Corporate Traveler, the small and medium-sized businesses (SME) division of Flight Centre Travel Group, announced the release of its first-ever CFO Travel Guide, a strategic resource designed to help finance leaders make smarter, more data-driven decisions around business travel spending.
The guide, said the announcement, provides practical tools for SMEs to enhance their travel programs by controlling costs, managing risk and maximizing ROI amid today’s evolving business travel landscape. Featuring expert insights from Mark Imrie, CFO, Flight Centre Travel Group, Americas, the guide examines the current state of business travel spending and highlights key pricing trends across the airline and hotel sectors.
With nearly two decades of industry experience, said the announcement, Imrie has a proven ability to accelerate business growth. Throughout the guide, he shares his unique financial perspective and offers actionable, proven strategies to help CFOs transform business travel from a complex cost center into a catalyst for sustainable growth.

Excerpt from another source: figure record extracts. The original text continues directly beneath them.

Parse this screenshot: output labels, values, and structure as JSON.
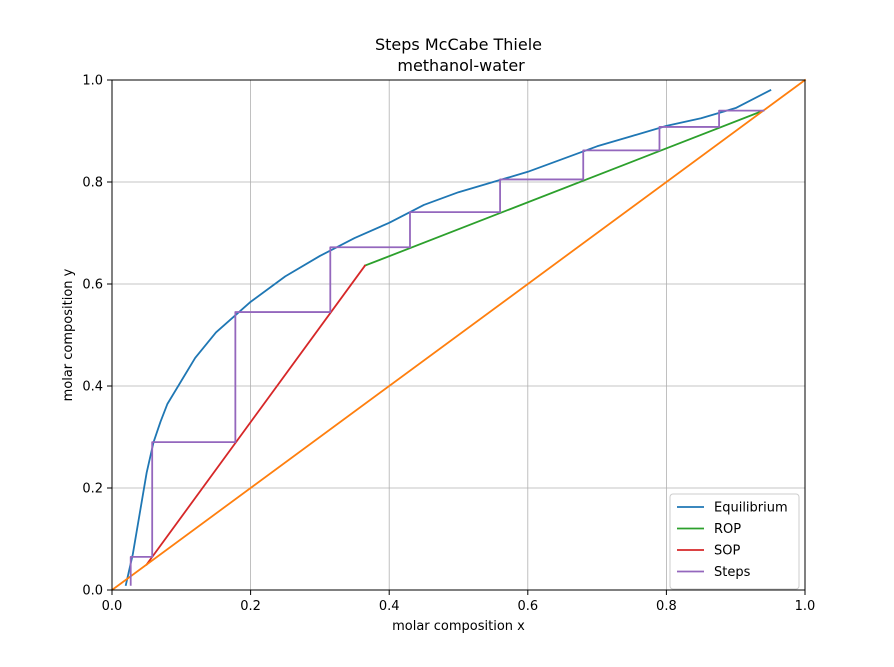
{
  "chart_data": {
    "type": "line",
    "title": "Steps McCabe Thiele",
    "subtitle": " methanol-water",
    "xlabel": "molar composition x",
    "ylabel": "molar composition y",
    "xlim": [
      0,
      1
    ],
    "ylim": [
      0,
      1
    ],
    "xticks": [
      0,
      0.2,
      0.4,
      0.6,
      0.8,
      1.0
    ],
    "yticks": [
      0,
      0.2,
      0.4,
      0.6,
      0.8,
      1.0
    ],
    "xtick_labels": [
      "0.0",
      "0.2",
      "0.4",
      "0.6",
      "0.8",
      "1.0"
    ],
    "ytick_labels": [
      "0.0",
      "0.2",
      "0.4",
      "0.6",
      "0.8",
      "1.0"
    ],
    "grid": true,
    "legend_position": "lower-right",
    "series": [
      {
        "name": "Equilibrium",
        "color": "#1f77b4",
        "in_legend": true,
        "x": [
          0.02,
          0.03,
          0.04,
          0.05,
          0.06,
          0.07,
          0.08,
          0.1,
          0.12,
          0.15,
          0.2,
          0.25,
          0.3,
          0.35,
          0.4,
          0.45,
          0.5,
          0.55,
          0.6,
          0.65,
          0.7,
          0.75,
          0.8,
          0.85,
          0.9,
          0.95
        ],
        "y": [
          0.01,
          0.07,
          0.15,
          0.23,
          0.29,
          0.33,
          0.365,
          0.41,
          0.455,
          0.505,
          0.565,
          0.615,
          0.655,
          0.69,
          0.72,
          0.755,
          0.78,
          0.8,
          0.82,
          0.845,
          0.87,
          0.89,
          0.91,
          0.925,
          0.945,
          0.98
        ]
      },
      {
        "name": "ROP",
        "color": "#2ca02c",
        "in_legend": true,
        "x": [
          0.365,
          0.94
        ],
        "y": [
          0.636,
          0.94
        ]
      },
      {
        "name": "SOP",
        "color": "#d62728",
        "in_legend": true,
        "x": [
          0.05,
          0.365
        ],
        "y": [
          0.05,
          0.636
        ]
      },
      {
        "name": "",
        "color": "#ff7f0e",
        "in_legend": false,
        "x": [
          0,
          1
        ],
        "y": [
          0,
          1
        ]
      },
      {
        "name": "Steps",
        "color": "#9467bd",
        "in_legend": true,
        "x": [
          0.94,
          0.876,
          0.876,
          0.79,
          0.79,
          0.68,
          0.68,
          0.56,
          0.56,
          0.43,
          0.43,
          0.315,
          0.315,
          0.178,
          0.178,
          0.058,
          0.058,
          0.027,
          0.027
        ],
        "y": [
          0.94,
          0.94,
          0.908,
          0.908,
          0.862,
          0.862,
          0.805,
          0.805,
          0.741,
          0.741,
          0.672,
          0.672,
          0.545,
          0.545,
          0.29,
          0.29,
          0.065,
          0.065,
          0.01
        ]
      }
    ]
  }
}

“While business travel is the second-largest controllable expense for most companies,” said Imrie, “it’s also one of the most volatile.” Given that unpredictability, he said, “CFOs must adapt quickly and make informed decisions that balance cost control with long-term value.“ For CFOs today, said Imrie, the question isn’t whether to spend on travel, but how to strategically deploy it to ensure the greatest return. The most successful companies, he said, “will treat travel like working capital – investing in the right trips, at the right time and with the right controls.”
Key Insights from the CFO Travel Guide include:
- Traveler behaviors – Longer, multi-city trips are replacing single-day trips, with the average trip now lasting 2.5 days. CFO Takeaway – Shifting traveler behaviors present margin opportunities. Encouraging earlier arrivals can boost productivity and support employee well-being on the road.
- High-value routes – Over the past 12 months, the top business travel destinations included New York, Boston, Chicago, London and San Francisco. CFO Takeaway – Concentrated travel routes offer leverage. A managed travel program can help secure better rates and optimize spend through stronger supplier relationships.
- Cost-saving measures – Booking travel more than three weeks in advance can save an average of 17% compared with last-minute bookings. Using preferred suppliers can reduce costs by 10–15% through volume-based discounts. CFO Takeaway – Even in uncertain economic conditions, embedding strategic cost-saving measures into travel policies to turn spending into ROI while maintaining financial discipline.
- External factors – Despite forecasts of 6-7% compound growth, the travel industry remains volatile due to new tariffs, immigration policies, and travel bans. CFO Takeaway – Travel is as much a risk management concern as it is a cost one. Diversifying supplier agreements, leveraging hedging strategies and forming strong travel partnerships are key to long-term stability.
- Strategic alignment – Partnering with a travel management company provides real-time reporting, supplier leverage, and policy compliance at scale. CFO Takeaway – With the right partnership, travel spend becomes a strategic asset. CFOs can unlock cash flow, drive productivity, improve employee satisfaction, reduce operating costs, and fuel growth.